高柔理和老太太提过,但老太太不愿意搬来帝都。
“你刚刚有句话说错了。”她把那句话拎出来,“供我吃供我穿,还要供我读大学。”她纠正,“吃穿我都给钱了,大学是我自己贷的款。”
她的外婆重男轻女,瞿金枝好像想把自己吃过的苦让她也吃一遍似的,也重男轻女,而且还变本加厉。
她从小和老太太一起住,考上大学后瞿金枝不出学费,觉得儿子都没上大学,女儿更不用上。她是自己贷款读的书,工作的前两年她还会给瞿金枝“生活费”,后来就不给了,因为给够了。瞿金枝后来想要她的房子,没要到,母女两就彻底撕破了脸。

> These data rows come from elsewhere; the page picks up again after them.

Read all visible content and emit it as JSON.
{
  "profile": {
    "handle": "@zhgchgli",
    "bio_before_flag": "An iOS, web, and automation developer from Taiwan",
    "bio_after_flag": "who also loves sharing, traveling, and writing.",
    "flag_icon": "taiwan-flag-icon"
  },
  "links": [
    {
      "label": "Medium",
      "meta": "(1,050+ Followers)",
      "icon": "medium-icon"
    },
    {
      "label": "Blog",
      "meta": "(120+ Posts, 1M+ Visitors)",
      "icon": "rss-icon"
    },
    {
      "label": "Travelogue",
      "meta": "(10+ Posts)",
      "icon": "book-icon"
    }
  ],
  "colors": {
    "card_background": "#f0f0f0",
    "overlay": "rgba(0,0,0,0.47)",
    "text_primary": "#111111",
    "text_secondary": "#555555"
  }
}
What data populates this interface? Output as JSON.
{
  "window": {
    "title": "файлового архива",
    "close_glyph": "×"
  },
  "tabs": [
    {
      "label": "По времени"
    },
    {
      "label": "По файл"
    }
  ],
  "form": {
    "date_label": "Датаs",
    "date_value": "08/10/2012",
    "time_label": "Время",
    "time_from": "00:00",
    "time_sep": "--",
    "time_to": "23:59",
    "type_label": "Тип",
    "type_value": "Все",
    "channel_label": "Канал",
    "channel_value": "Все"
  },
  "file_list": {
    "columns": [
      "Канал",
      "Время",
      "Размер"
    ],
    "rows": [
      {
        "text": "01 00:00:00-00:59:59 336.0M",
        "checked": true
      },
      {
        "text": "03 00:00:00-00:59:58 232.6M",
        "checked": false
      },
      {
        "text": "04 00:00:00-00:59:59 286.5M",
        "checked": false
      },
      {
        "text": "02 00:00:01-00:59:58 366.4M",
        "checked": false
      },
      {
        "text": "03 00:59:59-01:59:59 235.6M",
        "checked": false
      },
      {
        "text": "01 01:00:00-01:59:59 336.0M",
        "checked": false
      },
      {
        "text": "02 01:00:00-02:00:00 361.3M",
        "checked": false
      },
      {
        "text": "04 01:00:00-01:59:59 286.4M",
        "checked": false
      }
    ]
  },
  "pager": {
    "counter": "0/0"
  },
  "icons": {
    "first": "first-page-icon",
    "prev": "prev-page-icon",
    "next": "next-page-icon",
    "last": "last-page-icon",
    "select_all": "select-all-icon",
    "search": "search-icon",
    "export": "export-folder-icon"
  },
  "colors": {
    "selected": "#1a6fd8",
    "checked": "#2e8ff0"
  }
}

“大嫂,你听听她说的这话。”瞿金枝阴阳怪气地说,“我就是养条狗都比她孝顺。”
高柔理耸耸肩,无所谓:“那你去养条狗呗,让狗叫你妈。”
“你——”
瞿金枝的话被打断了。
“高柔理。”
是何冀北的声音。
高柔理回头,愣住了。她不知道何冀北听到了多少,她不想让他看到,不想扯下身上的遮羞布,她等不及深思熟虑,拉着他就走。
张兰的目光一路跟过去:“那谁啊?”
瞿金枝去公司找高柔理的时候见过何冀北:“柔理的老板。”
“这么年轻?我还以为是柔理交的男朋友。”张兰话里有话,“应该不只是老板吧,都找到医院来了。”
瞿金枝不知在想什么,没接话。
张兰接着又问:“柔理老板的公司很大吗?”
“嗯,是大公司,她老板特别有钱。”
张兰语气羡慕:“要是柔理能当上老板娘,你们一家都要享福了。”
瞿金枝脑子转得飞快。
高柔理把何冀北拉到了住院大楼的外面:“你来这干嘛?”
他在气头上,并没有注意她刚刚所在的病房是哪个科室的,用目光打量她,她脸色不好,很苍白。
他很生气,却忍着:“你现在就能下地?”
她还没反应过来,脚就离地了。
“你干嘛?”
他动作很轻,把她抱到旁边的椅子上:“孩子我们以后还会有。”他眼里像融有火光,炙热、滚烫,“高柔理,我们结婚吧。”